Pencerahan Di Atas Galah
Saat Uggasena melakukan akrobatiknya
itu, dari jauh melalui pandangan mata batinNya Hyang Buddha melihat Uggasena,
dan dalam batinnya, Beliau mengetahui bahwa Uggasena memiliki potensi yang
besar untuk segera mencapai pencerahan. Dalam pandangan Hyang Buddha, batin
Uggasena telah masak dan telah tiba saatnya bagi Uggasena untuk mencapai
tingkat kesucian arahat dan mencapai penerangan Bodhi.
Kemudian Hyang Buddha
memasuki kota Rajagaha, dan melakukan upaya agar orang-orang (penonton)
mengalihkan perhatiannya kepada Beliau dan bukan bertepuk tangan untuk Uggasena
yang telah melakukan beberapa akrobatik itu. Mengalami bahwa ia ternyata tidak
diperhatikan penontonnya yang beralih memperhatikan Hyang Buddha, maka ketika
Uggasena melihat bahwa ia sedang diabaikan dan tidak diacuhkan itu ia hanya
duduk di atas galah dengan perasaan yang sangat tidak puas dan tertekan.
Hyang Buddha yang telah
memberi pelajaran itu mengetahui keadaan batin Uggasena. Hyang Buddha lalu
datang menyapa Uggasena, "Uggasena, orang bijaksana seharusnya melepaskan
semua kemelekatan pada kelompok-kelompok kehidupan (skandha), dan berjuang
untuk mencapai kebebasan dari lingkaran tumimbal lahir.?
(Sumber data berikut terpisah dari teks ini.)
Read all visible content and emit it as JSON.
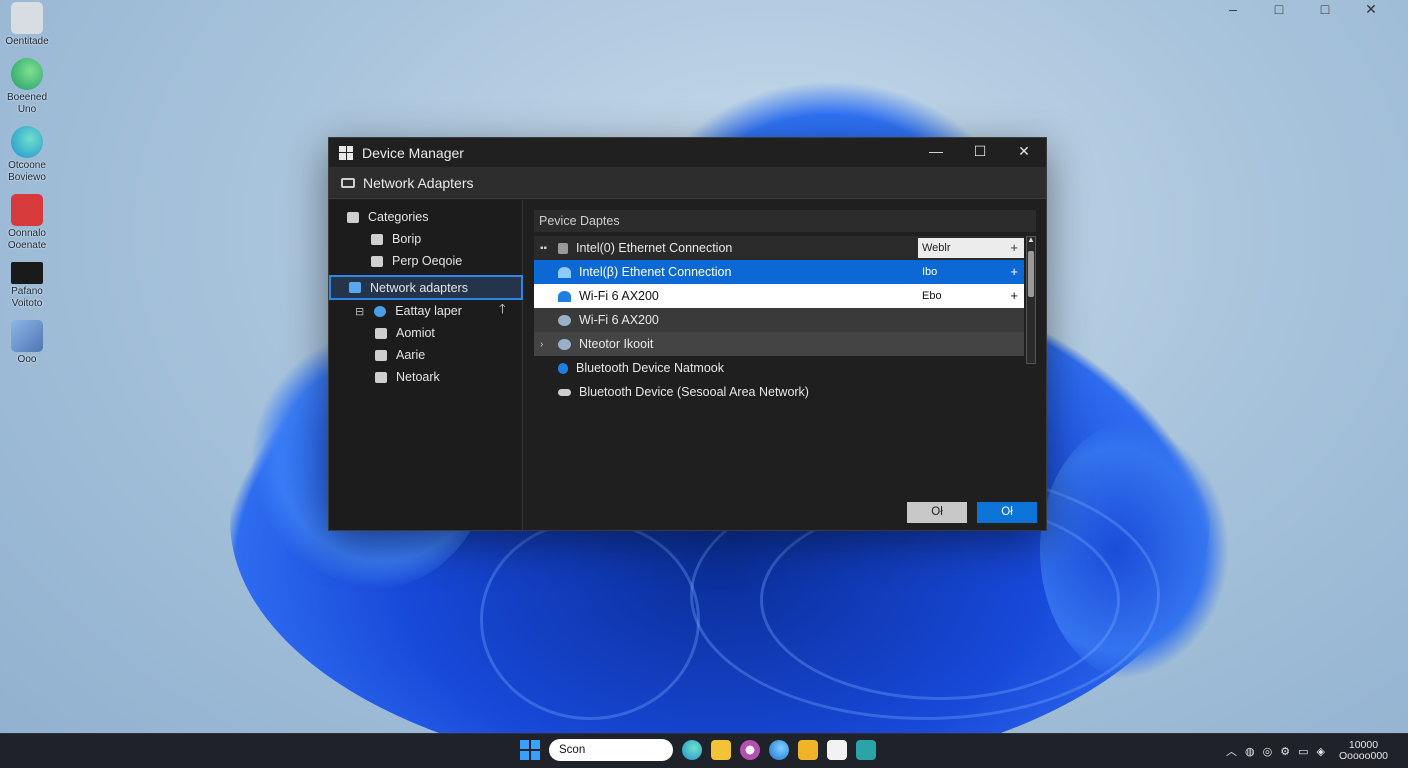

Hyang Buddha telah memberi
pelajaran bahwa popularitas yang selama ini diperolehnya dari penontonnya itu
bisa saja suatu saat lenyap, dan dirinya tidak diperhatikan lagi. Lalu, apakah
sesungguhnya diri atau aku ini? Melalui sikapnya itu, Hyang Buddha memberi
pelajaran mengenai terputusnya kemelekatan terhadap aku, yang pada umumnya
sering membuat artis, seniman yang popular kerap menerima tepukan tangan dan
menjadi pusat perhatian penonton itu menjadi terlena atau terikat.
Kemudian Hyang Buddha
membabarkan syair 348 Dharmapada yang
berbunyi: "Tinggalkan apa yang
telah lalu, yang akan datang maupun yang sekarang dan capailah pantai seberang
Nirvana. Dengan pikiran yang telah bebas dari segala sesuatu, maka engkau tak
akan mengalami kelahiran dan kelapukan lagi.?
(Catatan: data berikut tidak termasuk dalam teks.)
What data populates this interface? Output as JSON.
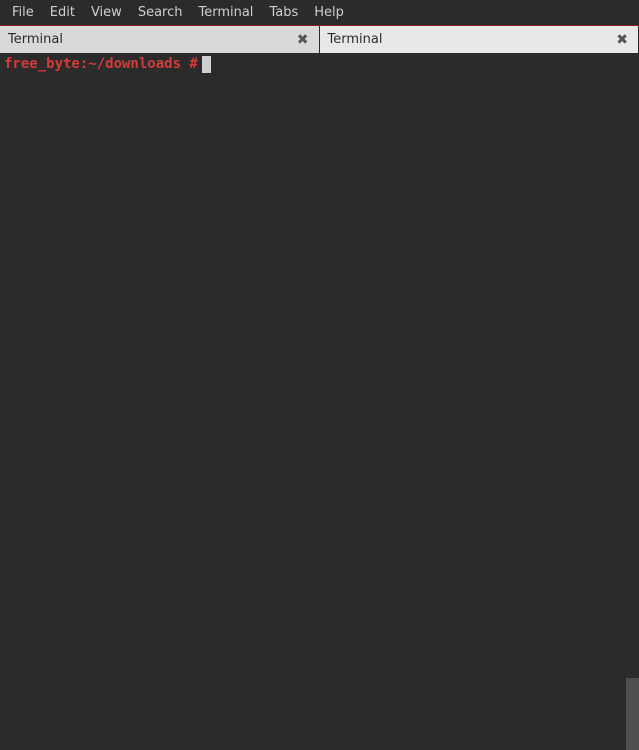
{
  "menubar": {
    "items": [
      {
        "label": "File"
      },
      {
        "label": "Edit"
      },
      {
        "label": "View"
      },
      {
        "label": "Search"
      },
      {
        "label": "Terminal"
      },
      {
        "label": "Tabs"
      },
      {
        "label": "Help"
      }
    ]
  },
  "tabs": [
    {
      "label": "Terminal",
      "active": true
    },
    {
      "label": "Terminal",
      "active": false
    }
  ],
  "terminal": {
    "prompt": "free_byte:~/downloads #"
  }
}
Pada saat khotbah Dharma itu
berakhir, dan dengan kondisi batin yang sebenarnya juga telah masak, Uggasena
yang masih saja berada di atas galah akhirnya memahami sesungguhnya mengenai
ketidakmelekatan terhadap aku itu, dan ia pun akhirnya mencapai tingkat
kesucian arahat. Uggasena kemudian turun dan memohon kepada Hyang Buddha untuk
masuk dalam persamuan sangha.
Suatu hari, ketika para
bhiksu yang lain menanyakan padanya apakah ia tidak mempunya segala macam
perasaan takut ketika sedang turun dari tempat yang amat tinggi (sekitar
sembilan puluh kaki). Uggasena menjawab dengan tegas tidak.
Mendengar jawaban ini, para
bhiksu yang belum tahu bahwa Uggasena telah mencapai tingkat Arahat menanggapi
dan mengartikannya bahwa hal itu sebagai cara Uggasena untuk menyatakan dirinya
telah mencapai tingkat kesucian Arahat. Para Bhiksu tidak yakin bahwa Uggasena
telah mencapai Arahat dan menganggap Uggasena melakukan kebohongan, dan
melaporkan kepada Hyang Buddha bahwa Uggasena telah berbohong.
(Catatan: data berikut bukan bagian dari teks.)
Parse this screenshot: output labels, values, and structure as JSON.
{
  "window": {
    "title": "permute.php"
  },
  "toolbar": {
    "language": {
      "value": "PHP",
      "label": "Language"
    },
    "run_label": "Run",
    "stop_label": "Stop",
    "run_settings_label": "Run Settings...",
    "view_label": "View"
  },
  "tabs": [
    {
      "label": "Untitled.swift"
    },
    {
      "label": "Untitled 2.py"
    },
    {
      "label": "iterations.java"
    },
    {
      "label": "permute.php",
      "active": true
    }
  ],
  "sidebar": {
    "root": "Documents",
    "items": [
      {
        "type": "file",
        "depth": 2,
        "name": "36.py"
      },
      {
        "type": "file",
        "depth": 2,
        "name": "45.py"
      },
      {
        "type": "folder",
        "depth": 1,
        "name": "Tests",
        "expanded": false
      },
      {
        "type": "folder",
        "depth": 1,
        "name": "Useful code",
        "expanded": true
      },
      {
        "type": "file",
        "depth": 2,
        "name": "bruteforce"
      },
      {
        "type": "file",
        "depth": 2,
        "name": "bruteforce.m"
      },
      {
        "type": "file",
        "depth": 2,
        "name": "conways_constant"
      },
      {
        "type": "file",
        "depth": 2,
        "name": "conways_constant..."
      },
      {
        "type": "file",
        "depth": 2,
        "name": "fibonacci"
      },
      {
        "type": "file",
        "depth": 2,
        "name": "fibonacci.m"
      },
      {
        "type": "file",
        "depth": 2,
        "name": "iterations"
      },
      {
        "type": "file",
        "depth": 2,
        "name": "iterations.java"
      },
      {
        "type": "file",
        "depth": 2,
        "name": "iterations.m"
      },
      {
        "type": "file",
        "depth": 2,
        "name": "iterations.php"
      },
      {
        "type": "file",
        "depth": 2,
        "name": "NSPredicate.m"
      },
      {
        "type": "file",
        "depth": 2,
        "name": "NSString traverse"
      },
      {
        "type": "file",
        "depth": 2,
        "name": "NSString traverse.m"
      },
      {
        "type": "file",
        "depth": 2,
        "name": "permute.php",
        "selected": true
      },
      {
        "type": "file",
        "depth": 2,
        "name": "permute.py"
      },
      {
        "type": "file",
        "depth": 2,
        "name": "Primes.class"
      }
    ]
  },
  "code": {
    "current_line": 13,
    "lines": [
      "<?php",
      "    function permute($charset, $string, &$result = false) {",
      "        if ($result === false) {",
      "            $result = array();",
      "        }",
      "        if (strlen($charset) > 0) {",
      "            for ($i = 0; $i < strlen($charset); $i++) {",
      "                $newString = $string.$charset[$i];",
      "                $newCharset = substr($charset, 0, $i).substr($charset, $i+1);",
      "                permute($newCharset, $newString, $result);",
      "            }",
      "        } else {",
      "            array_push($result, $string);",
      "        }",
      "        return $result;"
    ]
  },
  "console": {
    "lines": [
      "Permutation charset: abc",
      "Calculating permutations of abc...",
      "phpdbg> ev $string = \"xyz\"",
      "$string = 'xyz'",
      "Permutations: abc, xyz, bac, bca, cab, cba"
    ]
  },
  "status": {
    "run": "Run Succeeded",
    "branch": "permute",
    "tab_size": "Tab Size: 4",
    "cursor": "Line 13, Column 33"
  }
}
Para bhiksu tersebut menemui
Hyang Buddha dan berkata, "Bhante! Uggasena menyatakan diri sebagai
seorang arahat; dia pasti mengatakan suatu kebohongan.? Kepada mereka, Hyang
Buddha menjawab, "Para bhiksu seseorang yagn telah memotong semua
belenggu, seperti murid-Ku Uggasena, tidak lagi memiliki ketakutan.?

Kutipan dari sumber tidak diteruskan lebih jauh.